In 2018, Joshua founded “LearnBlue Global,” a nonprofit for Gen Z students dedicated to environmental clean-up and fighting air pollution, among other causes.

Shaama Sandooyea is a young marine biologist and climate activist from Mauritius, an island nation in East Africa. Shaama creatively inspired worldwide headlines and media coverage when she held the world’s first underwater climate strike, deep in the Indian Ocean, as part of Greta Thunberg’s “Fridays for Future” initiative.

Nyombi Morris is a young climate justice activist from Luzira, Kampala in Uganda. He is also the social media manager of the “Rise Up” Movement.

Nyombi speaks out on ending plastic pollution, promoting tree planting, and pushing climate change curriculum to increase environment awareness among Uganda’s schoolchildren.

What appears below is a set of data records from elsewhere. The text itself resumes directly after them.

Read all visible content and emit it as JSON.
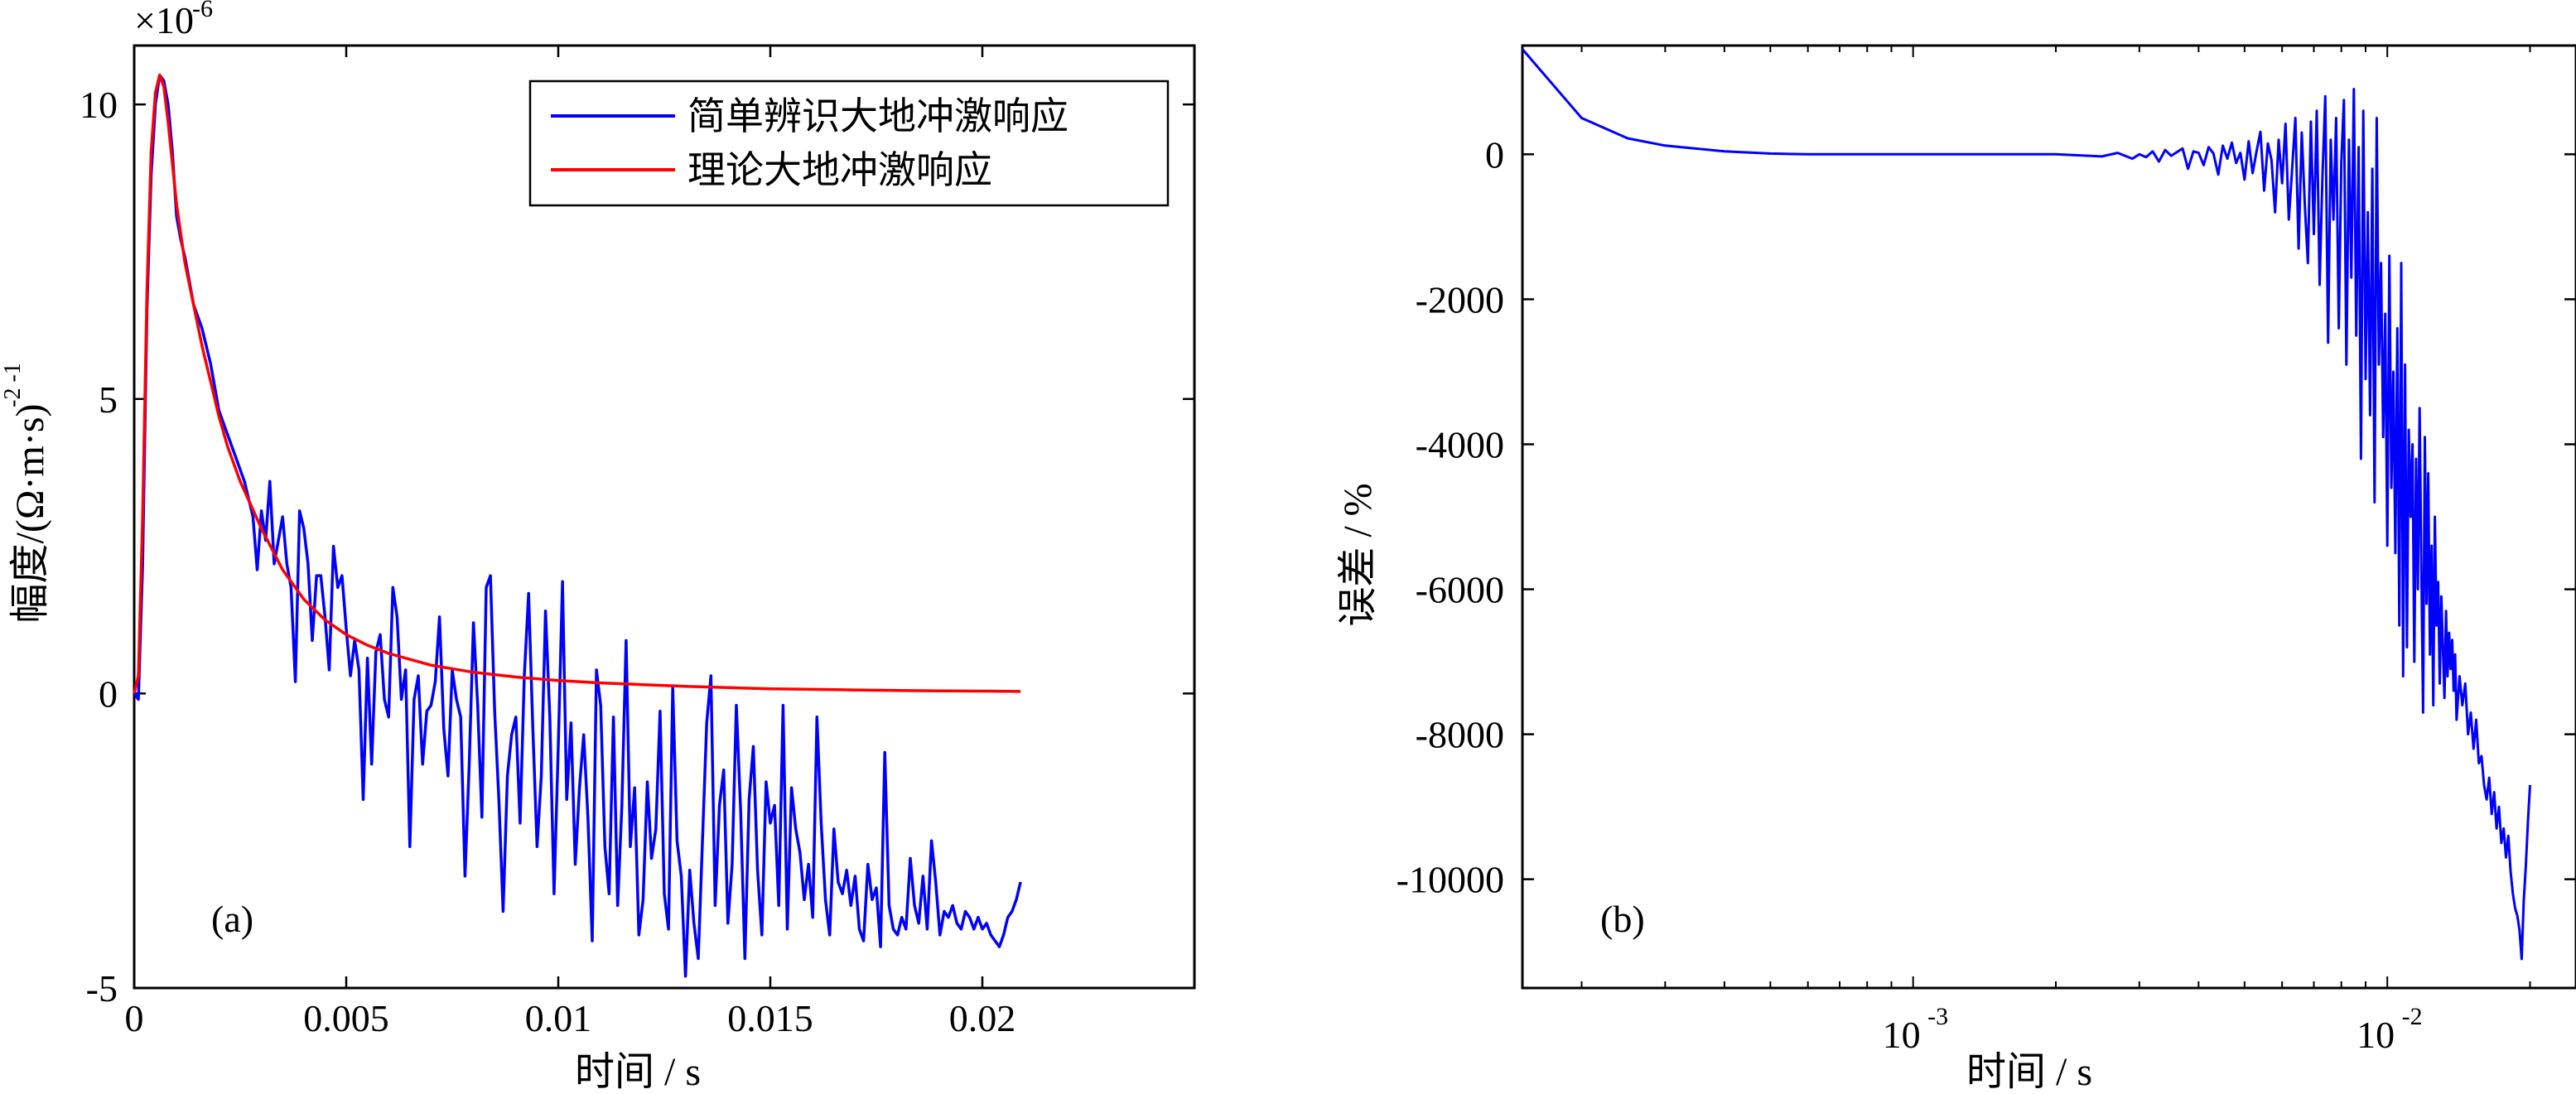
{
  "chart_data": [
    {
      "type": "line",
      "panel_label": "(a)",
      "xlabel": "时间 / s",
      "ylabel": "幅度/(Ω·m·s)",
      "ylabel_sup": "-2 -1",
      "yscale_multiplier": "×10",
      "yscale_exponent": "-6",
      "xlim": [
        0,
        0.025
      ],
      "ylim": [
        -5,
        11
      ],
      "xticks": [
        0,
        0.005,
        0.01,
        0.015,
        0.02
      ],
      "xtick_labels": [
        "0",
        "0.005",
        "0.01",
        "0.015",
        "0.02"
      ],
      "yticks": [
        -5,
        0,
        5,
        10
      ],
      "ytick_labels": [
        "-5",
        "0",
        "5",
        "10"
      ],
      "legend_position": "top-right",
      "series": [
        {
          "name": "简单辨识大地冲激响应",
          "color": "#0000ff",
          "x": [
            0,
            0.0001,
            0.0002,
            0.0003,
            0.0004,
            0.0005,
            0.0006,
            0.0007,
            0.0008,
            0.0009,
            0.001,
            0.0011,
            0.0012,
            0.0013,
            0.0014,
            0.0016,
            0.0018,
            0.002,
            0.0022,
            0.0024,
            0.0026,
            0.0028,
            0.0029,
            0.003,
            0.0031,
            0.0032,
            0.0033,
            0.0034,
            0.0035,
            0.0036,
            0.0037,
            0.0038,
            0.0039,
            0.004,
            0.0041,
            0.0042,
            0.0043,
            0.0044,
            0.0045,
            0.0046,
            0.0047,
            0.0048,
            0.0049,
            0.005,
            0.0051,
            0.0052,
            0.0053,
            0.0054,
            0.0055,
            0.0056,
            0.0057,
            0.0058,
            0.0059,
            0.006,
            0.0061,
            0.0062,
            0.0063,
            0.0064,
            0.0065,
            0.0066,
            0.0067,
            0.0068,
            0.0069,
            0.007,
            0.0071,
            0.0072,
            0.0073,
            0.0074,
            0.0075,
            0.0076,
            0.0077,
            0.0078,
            0.0079,
            0.008,
            0.0081,
            0.0082,
            0.0083,
            0.0084,
            0.0085,
            0.0086,
            0.0087,
            0.0088,
            0.0089,
            0.009,
            0.0091,
            0.0092,
            0.0093,
            0.0094,
            0.0095,
            0.0096,
            0.0097,
            0.0098,
            0.0099,
            0.01,
            0.0101,
            0.0102,
            0.0103,
            0.0104,
            0.0105,
            0.0106,
            0.0107,
            0.0108,
            0.0109,
            0.011,
            0.0111,
            0.0112,
            0.0113,
            0.0114,
            0.0115,
            0.0116,
            0.0117,
            0.0118,
            0.0119,
            0.012,
            0.0121,
            0.0122,
            0.0123,
            0.0124,
            0.0125,
            0.0126,
            0.0127,
            0.0128,
            0.0129,
            0.013,
            0.0131,
            0.0132,
            0.0133,
            0.0134,
            0.0135,
            0.0136,
            0.0137,
            0.0138,
            0.0139,
            0.014,
            0.0141,
            0.0142,
            0.0143,
            0.0144,
            0.0145,
            0.0146,
            0.0147,
            0.0148,
            0.0149,
            0.015,
            0.0151,
            0.0152,
            0.0153,
            0.0154,
            0.0155,
            0.0156,
            0.0157,
            0.0158,
            0.0159,
            0.016,
            0.0161,
            0.0162,
            0.0163,
            0.0164,
            0.0165,
            0.0166,
            0.0167,
            0.0168,
            0.0169,
            0.017,
            0.0171,
            0.0172,
            0.0173,
            0.0174,
            0.0175,
            0.0176,
            0.0177,
            0.0178,
            0.0179,
            0.018,
            0.0181,
            0.0182,
            0.0183,
            0.0184,
            0.0185,
            0.0186,
            0.0187,
            0.0188,
            0.0189,
            0.019,
            0.0191,
            0.0192,
            0.0193,
            0.0194,
            0.0195,
            0.0196,
            0.0197,
            0.0198,
            0.0199,
            0.02,
            0.0201,
            0.0202,
            0.0203,
            0.0204,
            0.0205,
            0.0206,
            0.0207,
            0.0208,
            0.0209
          ],
          "y": [
            0,
            -0.1,
            2.2,
            6.5,
            8.8,
            10.0,
            10.5,
            10.4,
            10.0,
            9.2,
            8.1,
            7.7,
            7.4,
            7.0,
            6.6,
            6.2,
            5.6,
            4.8,
            4.4,
            4.0,
            3.6,
            3.0,
            2.1,
            3.1,
            2.6,
            3.6,
            2.2,
            2.6,
            3.0,
            2.2,
            1.8,
            0.2,
            3.1,
            2.8,
            2.2,
            0.9,
            2.0,
            2.0,
            1.3,
            0.4,
            2.5,
            1.8,
            2.0,
            1.1,
            0.3,
            0.9,
            0.4,
            -1.8,
            0.6,
            -1.2,
            0.7,
            1.0,
            -0.1,
            -0.4,
            1.8,
            1.3,
            -0.1,
            0.4,
            -2.6,
            -0.1,
            0.3,
            -1.2,
            -0.3,
            -0.2,
            0.2,
            1.3,
            -0.6,
            -1.4,
            0.4,
            -0.1,
            -0.4,
            -3.1,
            -1.2,
            1.2,
            -0.2,
            -2.1,
            1.8,
            2.0,
            -0.3,
            -1.8,
            -3.7,
            -1.4,
            -0.7,
            -0.4,
            -2.2,
            0.3,
            1.7,
            -0.6,
            -2.6,
            -1.4,
            1.4,
            -0.4,
            -3.4,
            -0.9,
            1.9,
            -1.8,
            -0.5,
            -2.9,
            -1.6,
            -0.7,
            -2.1,
            -4.2,
            0.4,
            -0.2,
            -2.6,
            -3.4,
            -0.4,
            -3.6,
            -1.9,
            0.9,
            -2.6,
            -1.6,
            -4.1,
            -3.5,
            -1.5,
            -2.8,
            -2.3,
            -0.3,
            -3.4,
            -4.0,
            0.1,
            -2.5,
            -3.1,
            -4.8,
            -3.0,
            -3.9,
            -4.5,
            -2.5,
            -0.5,
            0.3,
            -3.6,
            -1.9,
            -1.3,
            -3.9,
            -2.9,
            -0.2,
            -2.0,
            -4.5,
            -1.8,
            -0.9,
            -3.0,
            -4.1,
            -1.5,
            -2.2,
            -1.9,
            -3.6,
            -0.2,
            -4.0,
            -1.6,
            -2.3,
            -2.7,
            -3.5,
            -2.9,
            -3.8,
            -0.4,
            -2.2,
            -3.5,
            -4.1,
            -2.3,
            -3.2,
            -3.4,
            -3.0,
            -3.6,
            -3.1,
            -4.0,
            -4.2,
            -2.9,
            -3.5,
            -3.3,
            -4.3,
            -1.0,
            -3.6,
            -4.0,
            -4.1,
            -3.8,
            -4.0,
            -2.8,
            -3.6,
            -3.9,
            -3.1,
            -4.0,
            -2.5,
            -3.2,
            -4.1,
            -3.7,
            -3.8,
            -3.6,
            -3.9,
            -4.0,
            -3.7,
            -3.8,
            -4.0,
            -3.8,
            -4.0,
            -3.9,
            -4.1,
            -4.2,
            -4.3,
            -4.1,
            -3.8,
            -3.7,
            -3.5,
            -3.2
          ],
          "y_unit_note": ""
        },
        {
          "name": "理论大地冲激响应",
          "color": "#ff0000",
          "x": [
            0,
            0.0001,
            0.0002,
            0.0003,
            0.0004,
            0.0005,
            0.0006,
            0.0007,
            0.0008,
            0.0009,
            0.001,
            0.0012,
            0.0014,
            0.0016,
            0.0018,
            0.002,
            0.0022,
            0.0025,
            0.003,
            0.0035,
            0.004,
            0.0045,
            0.005,
            0.0055,
            0.006,
            0.007,
            0.008,
            0.009,
            0.01,
            0.011,
            0.012,
            0.013,
            0.014,
            0.015,
            0.016,
            0.017,
            0.018,
            0.019,
            0.02,
            0.0209
          ],
          "y": [
            0,
            0.3,
            3.0,
            6.8,
            9.2,
            10.2,
            10.5,
            10.3,
            9.7,
            9.0,
            8.3,
            7.3,
            6.6,
            5.9,
            5.3,
            4.7,
            4.2,
            3.6,
            2.8,
            2.1,
            1.6,
            1.25,
            1.0,
            0.82,
            0.68,
            0.48,
            0.36,
            0.28,
            0.22,
            0.18,
            0.15,
            0.12,
            0.1,
            0.08,
            0.07,
            0.06,
            0.05,
            0.045,
            0.04,
            0.035
          ]
        }
      ]
    },
    {
      "type": "line",
      "panel_label": "(b)",
      "xlabel": "时间 / s",
      "ylabel": "误差 / %",
      "xscale": "log",
      "xlim": [
        0.00015,
        0.025
      ],
      "ylim": [
        -11500,
        1500
      ],
      "xticks": [
        0.001,
        0.01
      ],
      "xtick_labels": [
        "10",
        "10"
      ],
      "xtick_exponents": [
        "-3",
        "-2"
      ],
      "yticks": [
        0,
        -2000,
        -4000,
        -6000,
        -8000,
        -10000
      ],
      "ytick_labels": [
        "0",
        "-2000",
        "-4000",
        "-6000",
        "-8000",
        "-10000"
      ],
      "series": [
        {
          "name": "",
          "color": "#0000ff",
          "x": [
            0.00015,
            0.0002,
            0.00025,
            0.0003,
            0.0004,
            0.0005,
            0.0006,
            0.0008,
            0.001,
            0.0015,
            0.002,
            0.0025,
            0.0027,
            0.0029,
            0.003,
            0.0031,
            0.0032,
            0.0033,
            0.0034,
            0.0035,
            0.0036,
            0.0037,
            0.0038,
            0.0039,
            0.004,
            0.0041,
            0.0042,
            0.0043,
            0.0044,
            0.0045,
            0.0046,
            0.0047,
            0.0048,
            0.0049,
            0.005,
            0.0051,
            0.0052,
            0.0053,
            0.0054,
            0.0055,
            0.0056,
            0.0057,
            0.0058,
            0.0059,
            0.006,
            0.0061,
            0.0062,
            0.0063,
            0.0064,
            0.0065,
            0.0066,
            0.0067,
            0.0068,
            0.0069,
            0.007,
            0.0071,
            0.0072,
            0.0073,
            0.0074,
            0.0075,
            0.0076,
            0.0077,
            0.0078,
            0.0079,
            0.008,
            0.0081,
            0.0082,
            0.0083,
            0.0084,
            0.0085,
            0.0086,
            0.0087,
            0.0088,
            0.0089,
            0.009,
            0.0091,
            0.0092,
            0.0093,
            0.0094,
            0.0095,
            0.0096,
            0.0097,
            0.0098,
            0.0099,
            0.01,
            0.0101,
            0.0102,
            0.0103,
            0.0104,
            0.0105,
            0.0106,
            0.0107,
            0.0108,
            0.0109,
            0.011,
            0.0111,
            0.0112,
            0.0113,
            0.0114,
            0.0115,
            0.0116,
            0.0117,
            0.0118,
            0.0119,
            0.012,
            0.0121,
            0.0122,
            0.0123,
            0.0124,
            0.0125,
            0.0126,
            0.0127,
            0.0128,
            0.0129,
            0.013,
            0.0131,
            0.0132,
            0.0133,
            0.0134,
            0.0135,
            0.0136,
            0.0137,
            0.0138,
            0.0139,
            0.014,
            0.0142,
            0.0144,
            0.0146,
            0.0148,
            0.015,
            0.0152,
            0.0154,
            0.0156,
            0.0158,
            0.016,
            0.0162,
            0.0164,
            0.0166,
            0.0168,
            0.017,
            0.0172,
            0.0174,
            0.0176,
            0.0178,
            0.018,
            0.0182,
            0.0184,
            0.0186,
            0.0188,
            0.019,
            0.0192,
            0.0194,
            0.0196,
            0.0198,
            0.02
          ],
          "y": [
            1450,
            500,
            220,
            120,
            40,
            10,
            0,
            0,
            0,
            0,
            0,
            -30,
            20,
            -60,
            0,
            -40,
            40,
            -100,
            60,
            -20,
            30,
            80,
            -200,
            40,
            20,
            -150,
            100,
            10,
            -280,
            120,
            -60,
            160,
            -120,
            20,
            -350,
            180,
            -260,
            40,
            310,
            -500,
            150,
            -80,
            -800,
            200,
            -400,
            420,
            -900,
            -200,
            500,
            -1300,
            300,
            -700,
            -1500,
            450,
            -1100,
            600,
            -1800,
            -300,
            800,
            -2600,
            200,
            -900,
            500,
            -2400,
            -100,
            750,
            -2900,
            200,
            -1700,
            900,
            -2500,
            100,
            -4200,
            600,
            -3100,
            -800,
            -3600,
            -200,
            -4800,
            500,
            -2900,
            -1500,
            -3900,
            -2200,
            -5400,
            -1400,
            -4600,
            -3000,
            -5500,
            -2400,
            -6500,
            -1500,
            -7200,
            -2900,
            -6800,
            -3800,
            -5000,
            -4000,
            -7000,
            -4200,
            -6000,
            -3500,
            -5700,
            -7700,
            -3900,
            -6200,
            -4400,
            -6900,
            -5400,
            -7600,
            -5000,
            -6500,
            -5900,
            -7300,
            -6100,
            -6800,
            -7500,
            -6300,
            -7200,
            -6600,
            -7100,
            -6700,
            -7400,
            -6900,
            -7800,
            -7200,
            -7600,
            -7300,
            -8000,
            -7700,
            -8200,
            -7800,
            -8400,
            -8300,
            -8700,
            -8900,
            -8600,
            -9100,
            -8800,
            -9300,
            -9000,
            -9500,
            -9300,
            -9700,
            -9400,
            -9900,
            -10200,
            -10400,
            -10500,
            -10700,
            -11100,
            -10300,
            -9800,
            -9200,
            -8700
          ]
        }
      ]
    }
  ]
}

Marie Christina Kolo is a young climate activist, ecofeminist, and social entrepreneur who is passionate about protecting her native Madagascar, an island country off the southeastern coast of Africa.

Hindou Oumarou Ibrahim’ an indigenous woman from the Mbororo people in Chad advocates for indigenous rights and environmental protection. The Mbororo are a nomadic group whose flocks and herds have grazed the region around Lake Chad for thousands of years.

She founded the Association for Indigenous Women and Peoples of Chad (AFPAT), which works to generate income streams for women and protect Lake Chad’s environment, among other issues.